Mercury (Hobart)

Jail stint shook Eddie’s reality

- STEVE LARKIN

A DRUNK Eddie Betts was locked in a jail cell, thinking his AFL career was over.

“Someone else was in the corner, laying on the hard bed,” he said yesterday. “He had a blanket on him and he was shaking. I was thinking to myself, ‘What the hell am I doing here?’

“At that point, I thought is my career going to be over?”

Betts now considers his 2009 arrest not just a turning point in his footy career but his life. He had a gambling problem. Much of a wild childhood had been spent boozing and stealing. He did not have much of an education.

“I really didn’t go to school,” Betts said. “I could read and write but it was just, I reckon, about a year-seven level when I was 18.” But he’d always had footy. “AFL footy basically saved me,” he said.

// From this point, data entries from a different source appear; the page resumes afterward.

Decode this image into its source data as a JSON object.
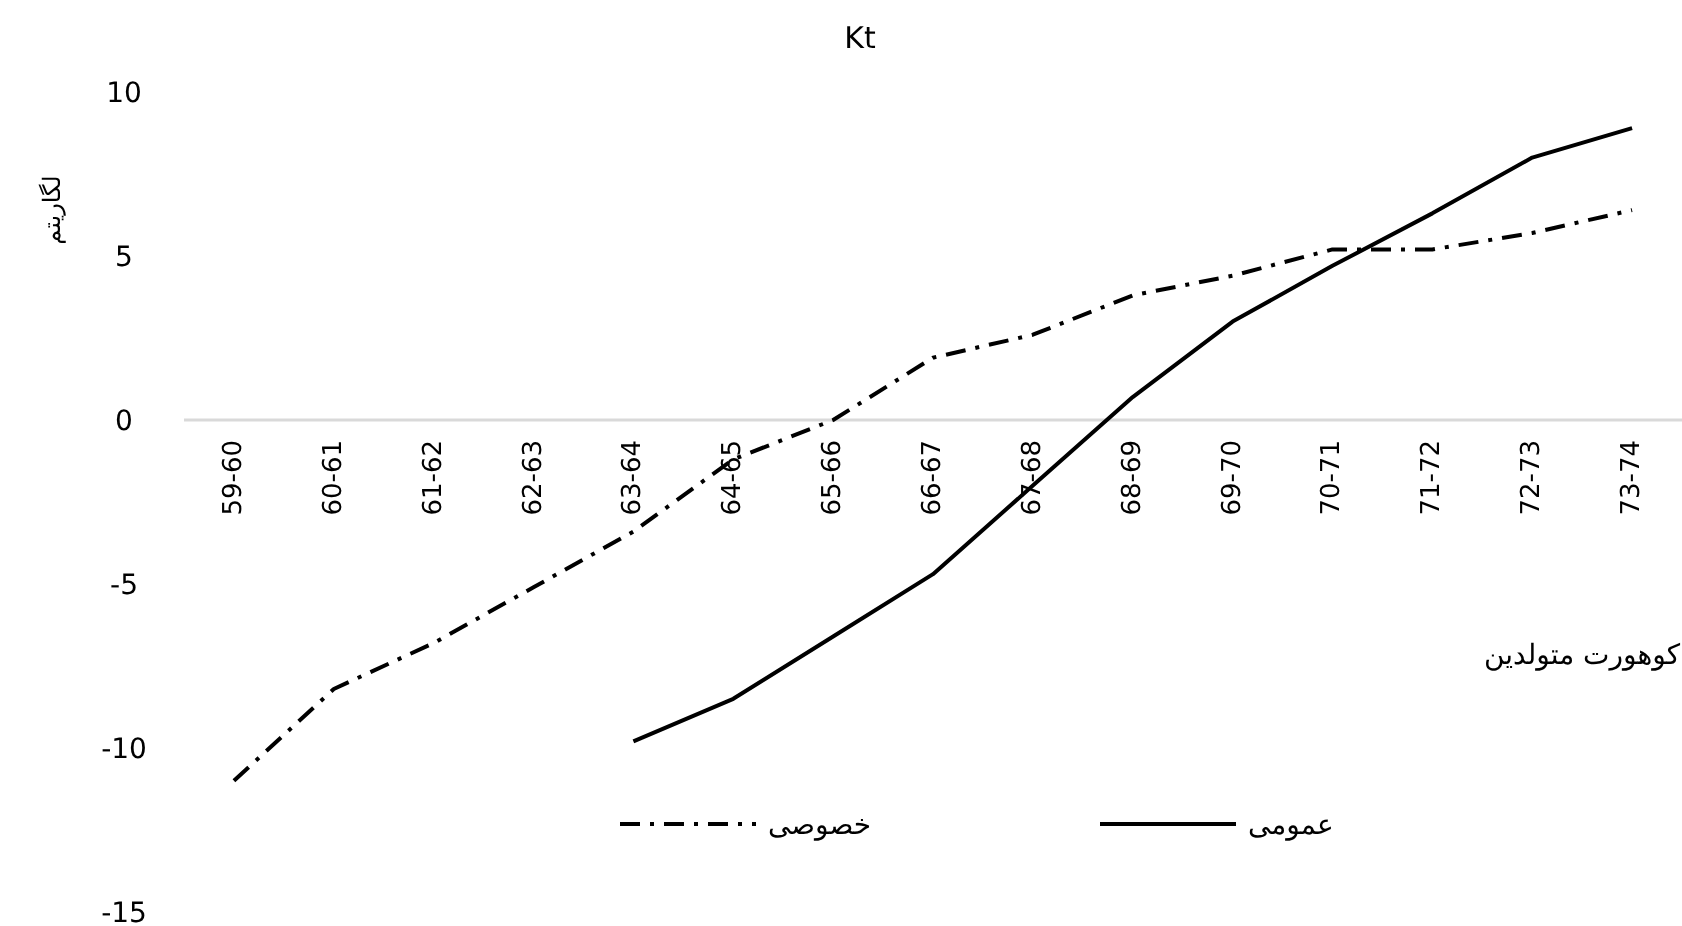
{
  "chart_data": {
    "type": "line",
    "title": "Kt",
    "ylabel": "لگاریتم",
    "xlabel": "کوهورت متولدین",
    "categories": [
      "59-60",
      "60-61",
      "61-62",
      "62-63",
      "63-64",
      "64-65",
      "65-66",
      "66-67",
      "67-68",
      "68-69",
      "69-70",
      "70-71",
      "71-72",
      "72-73",
      "73-74"
    ],
    "series": [
      {
        "name": "خصوصی",
        "color": "#000000",
        "line_style": "dashdot",
        "values": [
          -11.0,
          -8.2,
          -6.8,
          -5.1,
          -3.4,
          -1.2,
          0.0,
          1.9,
          2.6,
          3.8,
          4.4,
          5.2,
          5.2,
          5.7,
          6.4
        ]
      },
      {
        "name": "عمومی",
        "color": "#000000",
        "line_style": "solid",
        "values": [
          null,
          null,
          null,
          null,
          -9.8,
          -8.5,
          -6.6,
          -4.7,
          -2.0,
          0.7,
          3.0,
          4.7,
          6.3,
          8.0,
          8.9
        ]
      }
    ],
    "ylim": [
      -15,
      10
    ],
    "yticks": [
      -15,
      -10,
      -5,
      0,
      5,
      10
    ],
    "legend": "bottom",
    "grid": false,
    "marker": "none"
  }
}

But his 2009 bender with teammates at Carlton, the club that drafted him five years earlier, threatened everything.

Betts was arrested around 2am on a Sunday in Melbourne’s CBD, jailed for a short period and fined $234 by police. Carlton fined him $10,000 — the maximum allowed under club rules.

A Melbourne newspaper splashed a photo of Betts, cigarette dangling from his mouth, on the front page.

“I looked at that and said, ‘That’s not me’,” Betts said.

“It kind of slapped me in the face a little bit because I don’t want people to see me as this person on the front page. I had to get my life on track. And I guess that’s where I really started to snap out of it.” His wife Anna was pivotal. “She’s my rock, Anna, she is the most important person in my life,” Betts said. “We set some boundaries down, just to try to be a profession­al athlete.

“And she guided me and told me that I’m a role model to a lot of people and you have got to start growing up and start taking responsibi­lities for your actions.”

At the end of the 2013 season, Betts accepted Adelaide’s offer and left Carlton. “I didn’t want to leave — I cried for two hours after,” he said.

Now a father of four, Betts believes if he did not move to Adelaide, he would have burnt out after two more seasons in Melbourne. Instead he is about to play his 300th AFL game on Sunday, in his sixth season at the Crows.